I think many of the software guys (myself included, and if you like, I'm sure Linus will be happy to give you an earful on the subject) will argue that good support for unaligned accesses in a major performance benefit on real systems. Even at a non-trivial cost in some "processor level" or microbenchmark performance measure. Even IPF and POWER support unaligned accesses to some extent.
> Maynard Handley (name99.delete@this.name99.org) on August 16, 2014 2:24 pm wrote:
> > The handling of non-aligned loads would fall into this category except that, as far as I know, there are
> > no great divergences here. POWER is probably too constrained
> > with the vector loads (unless they have loosened
> > up relative to the PPC days, which they may have). Intel is probably too free --- loads of hassle with
> > not much benefit. ARMv8 seems to have the right balance of getting the cases that matter for programmers
> > (who aren't sociopaths) efficient, while allowing weird edge cases (the kinds of things where one load
> > crosses two pages) to be slow or even fail (eg the restrictions on the double-register loads).
> >
> > Likewise for synchronization primitives. The consensus as I read the literature is
> > that load locked/store conditional is substantially easier to implement and get right
> > than LOCK prefixes and the random mix of other things that Intel has. I'm guessing
> > it's then also easier to build HW TM on top of load locked/store conditional.
> > Beyond this, I'm guessing it's substantially harder to design for and verify
> > the Intel memory model than the looser POWER and ARM memory models.
>
> Wow, wow, easy there.
>
> You can't chalk x86's stricter memory model, it's support for
> unaligned loads or the atomics as just "x86 complexity"
> Sure, it's easier to implement only aligned loads and LL/SC in hardware.
>
> But it's also easier to implement a non-pipelined in order CPU than a super-scalar pipelined
> out of order CPU; it's easier to implement a CPU without SIMD than one with SIMD.
>
> Yes, they've been there for ever and you can't remove them.
> But that doesn't mean they're bad for performance.
>
> For example, Intel/AMD don't just support unaligned words. They
> make them work *well*. And they do it ever increasingly.
> Originally, SSE didn't support unaligned load-ops and unaligned load/stores had a performance penalty.
> But with time, they added support for aligned load-ops and made the performance penalty go away.
>
> Why? Because in the end of the day, they conclude the performance
> improvement is worth the hardware complexity.
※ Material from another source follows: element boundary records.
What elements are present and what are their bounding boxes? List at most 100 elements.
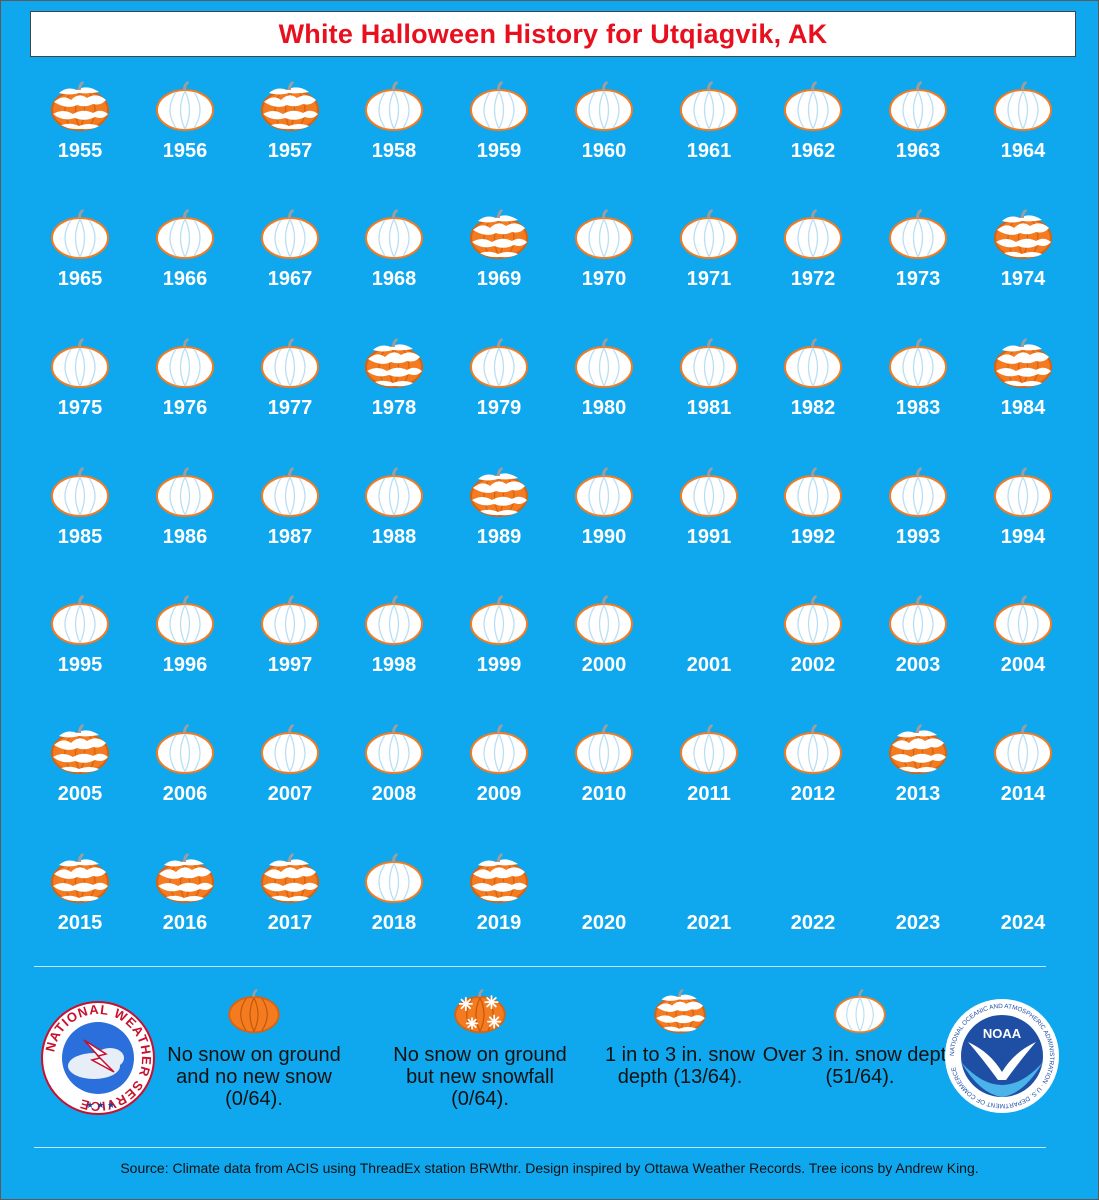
- legend-label: 1 in to 3 in. snow depth (13/64).: [604, 1044, 756, 1088]
- pumpkin-white-icon: [470, 338, 528, 388]
- pumpkin-orange-icon: [228, 988, 280, 1034]
- pumpkin-partial-snow-icon: [51, 724, 109, 774]
- pumpkin-white-icon: [834, 988, 886, 1034]
- year-label: 2004: [1000, 654, 1046, 676]
- pumpkin-white-icon: [575, 209, 633, 259]
- noaa-logo: NOAA NATIONAL OCEANIC AND ATMOSPHERIC AD…: [944, 998, 1060, 1114]
- year-label: 1984: [1000, 397, 1046, 419]
- year-label: 1979: [476, 397, 522, 419]
- year-cell: 2011: [659, 723, 759, 833]
- year-cell: 1991: [659, 466, 759, 576]
- year-cell: 2023: [868, 852, 968, 962]
- year-label: 2008: [371, 783, 417, 805]
- year-cell: 1993: [868, 466, 968, 576]
- year-cell: 1983: [868, 337, 968, 447]
- pumpkin-white-icon: [784, 209, 842, 259]
- year-cell: 1961: [659, 80, 759, 190]
- year-label: 1960: [581, 140, 627, 162]
- pumpkin-white-icon: [680, 724, 738, 774]
- year-label: 1972: [790, 268, 836, 290]
- year-label: 1998: [371, 654, 417, 676]
- year-cell: 2017: [240, 852, 340, 962]
- year-label: 1980: [581, 397, 627, 419]
- year-cell: 1980: [554, 337, 654, 447]
- pumpkin-white-icon: [365, 595, 423, 645]
- pumpkin-white-icon: [51, 467, 109, 517]
- year-cell: 1989: [449, 466, 549, 576]
- year-label: 1968: [371, 268, 417, 290]
- year-label: 1961: [686, 140, 732, 162]
- pumpkin-white-icon: [889, 467, 947, 517]
- year-cell: 1964: [973, 80, 1073, 190]
- year-cell: 2004: [973, 594, 1073, 704]
- pumpkin-white-icon: [156, 338, 214, 388]
- year-label: 1988: [371, 526, 417, 548]
- year-label: 1969: [476, 268, 522, 290]
- legend-label: No snow on ground and no new snow (0/64)…: [167, 1044, 341, 1110]
- legend-label: Over 3 in. snow depth (51/64).: [762, 1044, 958, 1088]
- year-label: 2014: [1000, 783, 1046, 805]
- pumpkin-white-icon: [365, 81, 423, 131]
- pumpkin-white-icon: [156, 209, 214, 259]
- year-label: 2006: [162, 783, 208, 805]
- year-label: 2021: [686, 912, 732, 934]
- year-label: 2017: [267, 912, 313, 934]
- year-label: 1974: [1000, 268, 1046, 290]
- year-cell: 2018: [344, 852, 444, 962]
- year-cell: 1972: [763, 208, 863, 318]
- pumpkin-white-icon: [784, 81, 842, 131]
- year-label: 1986: [162, 526, 208, 548]
- year-cell: 1960: [554, 80, 654, 190]
- pumpkin-white-icon: [994, 81, 1052, 131]
- year-label: 1963: [895, 140, 941, 162]
- year-label: 1985: [57, 526, 103, 548]
- pumpkin-partial-snow-icon: [156, 853, 214, 903]
- year-cell: 1962: [763, 80, 863, 190]
- pumpkin-white-icon: [575, 467, 633, 517]
- pumpkin-white-icon: [575, 81, 633, 131]
- year-cell: 2006: [135, 723, 235, 833]
- pumpkin-white-icon: [156, 595, 214, 645]
- pumpkin-white-icon: [680, 209, 738, 259]
- year-label: 1992: [790, 526, 836, 548]
- pumpkin-white-icon: [889, 209, 947, 259]
- year-cell: 1956: [135, 80, 235, 190]
- year-label: 1990: [581, 526, 627, 548]
- pumpkin-white-icon: [889, 595, 947, 645]
- pumpkin-white-icon: [575, 338, 633, 388]
- year-cell: 1978: [344, 337, 444, 447]
- year-label: 1994: [1000, 526, 1046, 548]
- pumpkin-white-icon: [575, 595, 633, 645]
- year-label: 1959: [476, 140, 522, 162]
- year-cell: 1955: [30, 80, 130, 190]
- year-label: 1991: [686, 526, 732, 548]
- year-cell: 1988: [344, 466, 444, 576]
- pumpkin-white-icon: [261, 595, 319, 645]
- year-label: 2002: [790, 654, 836, 676]
- year-cell: 2014: [973, 723, 1073, 833]
- year-cell: 2001: [659, 594, 759, 704]
- year-label: 1956: [162, 140, 208, 162]
- year-label: 1965: [57, 268, 103, 290]
- year-label: 2003: [895, 654, 941, 676]
- year-cell: 1977: [240, 337, 340, 447]
- year-cell: 2002: [763, 594, 863, 704]
- year-cell: 2012: [763, 723, 863, 833]
- year-cell: 2015: [30, 852, 130, 962]
- noaa-logo-text: NOAA: [983, 1026, 1022, 1041]
- pumpkin-white-icon: [51, 595, 109, 645]
- pumpkin-white-icon: [784, 595, 842, 645]
- pumpkin-white-icon: [470, 595, 528, 645]
- year-label: 1993: [895, 526, 941, 548]
- year-cell: 1982: [763, 337, 863, 447]
- pumpkin-partial-snow-icon: [994, 338, 1052, 388]
- year-label: 1997: [267, 654, 313, 676]
- pumpkin-white-icon: [680, 467, 738, 517]
- year-label: 2010: [581, 783, 627, 805]
- year-label: 1995: [57, 654, 103, 676]
- year-cell: 2020: [554, 852, 654, 962]
- year-label: 1989: [476, 526, 522, 548]
- year-cell: 1973: [868, 208, 968, 318]
- year-cell: 2022: [763, 852, 863, 962]
- year-label: 2016: [162, 912, 208, 934]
I think many of the software guys (myself included, and if you like, I'm sure Linus will be happy to give you an earful on the subject) will argue that good support for unaligned accesses in a major performance benefit on real systems. Even at a non-trivial cost in some "processor level" or microbenchmark performance measure. Even IPF and POWER support unaligned accesses to some extent.